A Very Random Night on Cap Hill
Nov. 17th, 2005 04:54 pmLast night, a coworker and I tried out Seattle's newer Moroccan restaurant, Mamounia, which just happens to be in Cap Hill (my neighborhood). The food was excellent: Chicken slow-cooked to the point where it flakes apart at the touch (one of the beauties of Moroccan food is that they encourage you to eat with your fingers ...), in a sauce with white raisins; excellent mint tea; a "Moroccan Sunset" (brandy, rum, triple sec, something, something); and a dessert reminiscent of pound cake, with chocolate sauce.
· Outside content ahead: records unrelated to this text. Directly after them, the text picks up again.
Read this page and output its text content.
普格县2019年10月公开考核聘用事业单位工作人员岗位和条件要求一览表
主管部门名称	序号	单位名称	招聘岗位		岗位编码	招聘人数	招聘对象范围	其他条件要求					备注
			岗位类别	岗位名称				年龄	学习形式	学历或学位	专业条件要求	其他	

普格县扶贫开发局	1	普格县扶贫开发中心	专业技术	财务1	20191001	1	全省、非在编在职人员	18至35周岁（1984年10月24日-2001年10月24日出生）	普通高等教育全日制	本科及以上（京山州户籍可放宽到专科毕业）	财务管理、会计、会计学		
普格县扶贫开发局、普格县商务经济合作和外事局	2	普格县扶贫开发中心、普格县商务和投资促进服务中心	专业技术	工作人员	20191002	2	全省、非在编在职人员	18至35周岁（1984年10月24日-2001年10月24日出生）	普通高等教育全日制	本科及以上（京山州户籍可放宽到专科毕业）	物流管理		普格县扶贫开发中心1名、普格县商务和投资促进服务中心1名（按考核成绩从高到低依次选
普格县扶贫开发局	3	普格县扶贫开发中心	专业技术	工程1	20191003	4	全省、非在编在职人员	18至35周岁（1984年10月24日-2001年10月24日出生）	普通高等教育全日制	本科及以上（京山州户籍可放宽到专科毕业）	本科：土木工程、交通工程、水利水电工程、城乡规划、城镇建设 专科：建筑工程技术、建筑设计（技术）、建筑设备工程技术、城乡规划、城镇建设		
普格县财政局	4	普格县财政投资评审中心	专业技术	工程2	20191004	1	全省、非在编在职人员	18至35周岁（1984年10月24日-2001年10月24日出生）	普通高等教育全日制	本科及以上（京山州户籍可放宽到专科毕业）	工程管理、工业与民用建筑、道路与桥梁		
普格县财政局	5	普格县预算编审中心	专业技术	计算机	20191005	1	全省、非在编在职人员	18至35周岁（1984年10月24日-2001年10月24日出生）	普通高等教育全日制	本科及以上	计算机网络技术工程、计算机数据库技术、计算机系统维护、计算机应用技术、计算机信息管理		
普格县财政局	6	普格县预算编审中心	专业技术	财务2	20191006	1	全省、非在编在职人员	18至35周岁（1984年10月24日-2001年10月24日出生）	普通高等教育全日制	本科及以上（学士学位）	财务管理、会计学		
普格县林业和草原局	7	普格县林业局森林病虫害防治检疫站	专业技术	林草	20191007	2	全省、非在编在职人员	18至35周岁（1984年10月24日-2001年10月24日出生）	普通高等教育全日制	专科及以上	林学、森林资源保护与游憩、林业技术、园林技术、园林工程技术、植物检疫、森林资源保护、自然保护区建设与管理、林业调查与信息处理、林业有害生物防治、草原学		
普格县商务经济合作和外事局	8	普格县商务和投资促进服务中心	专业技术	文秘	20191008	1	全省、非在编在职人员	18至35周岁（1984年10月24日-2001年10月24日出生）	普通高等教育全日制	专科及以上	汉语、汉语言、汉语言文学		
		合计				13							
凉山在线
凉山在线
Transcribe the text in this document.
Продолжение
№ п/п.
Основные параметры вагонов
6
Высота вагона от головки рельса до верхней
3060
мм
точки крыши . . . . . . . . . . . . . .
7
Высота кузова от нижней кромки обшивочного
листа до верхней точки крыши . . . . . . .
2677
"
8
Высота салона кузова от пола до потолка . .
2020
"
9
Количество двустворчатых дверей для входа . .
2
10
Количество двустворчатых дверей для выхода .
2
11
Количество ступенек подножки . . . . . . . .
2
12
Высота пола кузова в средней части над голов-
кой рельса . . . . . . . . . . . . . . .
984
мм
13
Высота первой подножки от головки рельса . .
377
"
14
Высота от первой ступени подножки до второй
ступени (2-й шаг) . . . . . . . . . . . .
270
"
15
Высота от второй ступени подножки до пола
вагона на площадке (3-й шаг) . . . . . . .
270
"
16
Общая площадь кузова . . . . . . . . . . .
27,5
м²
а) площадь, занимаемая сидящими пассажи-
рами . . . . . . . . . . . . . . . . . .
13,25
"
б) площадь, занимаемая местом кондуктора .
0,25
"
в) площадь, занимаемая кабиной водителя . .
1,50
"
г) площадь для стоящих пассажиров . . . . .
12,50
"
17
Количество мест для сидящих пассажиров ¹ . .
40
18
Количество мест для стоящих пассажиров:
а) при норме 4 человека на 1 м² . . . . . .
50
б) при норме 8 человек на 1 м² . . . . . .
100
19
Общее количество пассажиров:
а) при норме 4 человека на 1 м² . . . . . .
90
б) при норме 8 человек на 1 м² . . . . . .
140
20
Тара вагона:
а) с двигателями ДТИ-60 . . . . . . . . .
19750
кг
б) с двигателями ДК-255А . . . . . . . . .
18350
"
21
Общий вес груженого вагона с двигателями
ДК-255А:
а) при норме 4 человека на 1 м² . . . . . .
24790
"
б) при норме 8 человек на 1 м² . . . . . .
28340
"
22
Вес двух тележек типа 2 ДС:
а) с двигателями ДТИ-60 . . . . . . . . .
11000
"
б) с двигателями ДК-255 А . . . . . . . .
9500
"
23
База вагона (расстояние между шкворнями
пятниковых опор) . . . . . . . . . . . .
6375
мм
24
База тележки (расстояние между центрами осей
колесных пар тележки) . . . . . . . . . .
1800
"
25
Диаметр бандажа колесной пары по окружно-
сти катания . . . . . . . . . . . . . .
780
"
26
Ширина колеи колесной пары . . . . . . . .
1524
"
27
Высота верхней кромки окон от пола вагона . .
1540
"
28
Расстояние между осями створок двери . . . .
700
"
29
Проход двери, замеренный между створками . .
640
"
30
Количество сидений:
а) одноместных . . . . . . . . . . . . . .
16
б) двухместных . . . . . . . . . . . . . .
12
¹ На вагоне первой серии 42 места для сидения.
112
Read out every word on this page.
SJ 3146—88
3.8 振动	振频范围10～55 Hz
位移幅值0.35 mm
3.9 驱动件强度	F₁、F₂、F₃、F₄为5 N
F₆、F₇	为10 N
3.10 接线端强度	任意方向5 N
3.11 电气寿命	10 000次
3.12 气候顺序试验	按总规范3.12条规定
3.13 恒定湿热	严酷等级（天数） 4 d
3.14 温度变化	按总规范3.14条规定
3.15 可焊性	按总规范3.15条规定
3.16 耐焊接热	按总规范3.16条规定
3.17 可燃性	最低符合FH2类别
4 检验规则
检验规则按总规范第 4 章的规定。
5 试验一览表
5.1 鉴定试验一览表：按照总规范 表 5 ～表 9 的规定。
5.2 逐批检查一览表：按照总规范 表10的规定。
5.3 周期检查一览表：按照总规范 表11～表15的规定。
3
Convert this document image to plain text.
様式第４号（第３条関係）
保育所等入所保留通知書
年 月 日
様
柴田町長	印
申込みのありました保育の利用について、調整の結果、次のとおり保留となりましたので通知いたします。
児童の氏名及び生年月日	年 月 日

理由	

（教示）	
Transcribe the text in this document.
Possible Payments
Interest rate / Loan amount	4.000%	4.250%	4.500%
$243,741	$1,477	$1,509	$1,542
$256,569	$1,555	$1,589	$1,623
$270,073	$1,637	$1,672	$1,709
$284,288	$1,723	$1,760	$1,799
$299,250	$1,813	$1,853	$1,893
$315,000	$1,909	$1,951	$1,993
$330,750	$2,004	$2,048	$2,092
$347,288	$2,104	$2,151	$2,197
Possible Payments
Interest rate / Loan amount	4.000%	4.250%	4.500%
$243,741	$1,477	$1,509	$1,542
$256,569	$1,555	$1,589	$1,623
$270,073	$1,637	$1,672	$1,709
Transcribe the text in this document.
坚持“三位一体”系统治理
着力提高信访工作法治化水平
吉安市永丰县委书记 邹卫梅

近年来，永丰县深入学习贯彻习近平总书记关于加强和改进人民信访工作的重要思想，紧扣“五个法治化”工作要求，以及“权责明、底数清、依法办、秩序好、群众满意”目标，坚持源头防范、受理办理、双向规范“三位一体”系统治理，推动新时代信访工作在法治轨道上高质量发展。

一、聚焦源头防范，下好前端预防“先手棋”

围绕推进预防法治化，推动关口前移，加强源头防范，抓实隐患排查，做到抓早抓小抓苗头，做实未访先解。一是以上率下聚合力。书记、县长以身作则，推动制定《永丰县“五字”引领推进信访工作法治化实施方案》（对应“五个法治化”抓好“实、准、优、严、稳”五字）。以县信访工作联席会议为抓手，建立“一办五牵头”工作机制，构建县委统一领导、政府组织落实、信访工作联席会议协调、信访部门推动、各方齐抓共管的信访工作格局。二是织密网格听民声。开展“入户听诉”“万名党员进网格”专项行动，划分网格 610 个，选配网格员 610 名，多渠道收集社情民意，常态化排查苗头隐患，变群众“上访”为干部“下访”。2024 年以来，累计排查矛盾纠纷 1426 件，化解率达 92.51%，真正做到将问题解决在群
Overall, dinner was comparable to what you'd get at the Marrakesh, down in Belltown--and while I think the service is better at Marrakesh, Mamounia is a more open space with a warmer ambience.
Meanwhile, I was trying to smile appreciatively but not too lecherously at the bellydancer, whose proximity I have to say sometimes made it difficult to maintain a train of thought, let alone conversation. Not long after we finished our meal, she in fact gyrated over and asked me to get up and dance with her--of course winsomely pursuing a tip. I protested that I wasn't much of a dancer, but she insisted, and I wasn't going to be a stick in the mud, was I? I probably looked pretty foolish, up there, but I felt like I was Perhan in the wedding scene in Time of the Gypsies (--Never seen it? You SHOULD! Fantastic, sad, beautiful movie).
Afterward, I took a walk through Cal Anderson Park (what we in the neighborhood like to call "Teletubbyland"), where I watched some guys (mostly bike messengers, it turned out) play bike polo--which, frankly, I'd never even heard of, before--on the soccer field, under a bright full moon. Meanwhile, I listened to a couple of fellow spectators arguing (hopelessly, pointlessly) about whether there's a God or not ...
no subject
Date: 2005-11-18 02:29 am (UTC)That said, I may make couscous into dinner tonight. And I personally think the best cuisines in the world is the lovelinesses that is French chef's standards debased a generation or two of colonial; French-Moroccan, Algerian, Vietnamese, anything French-hyphenated. Mmm.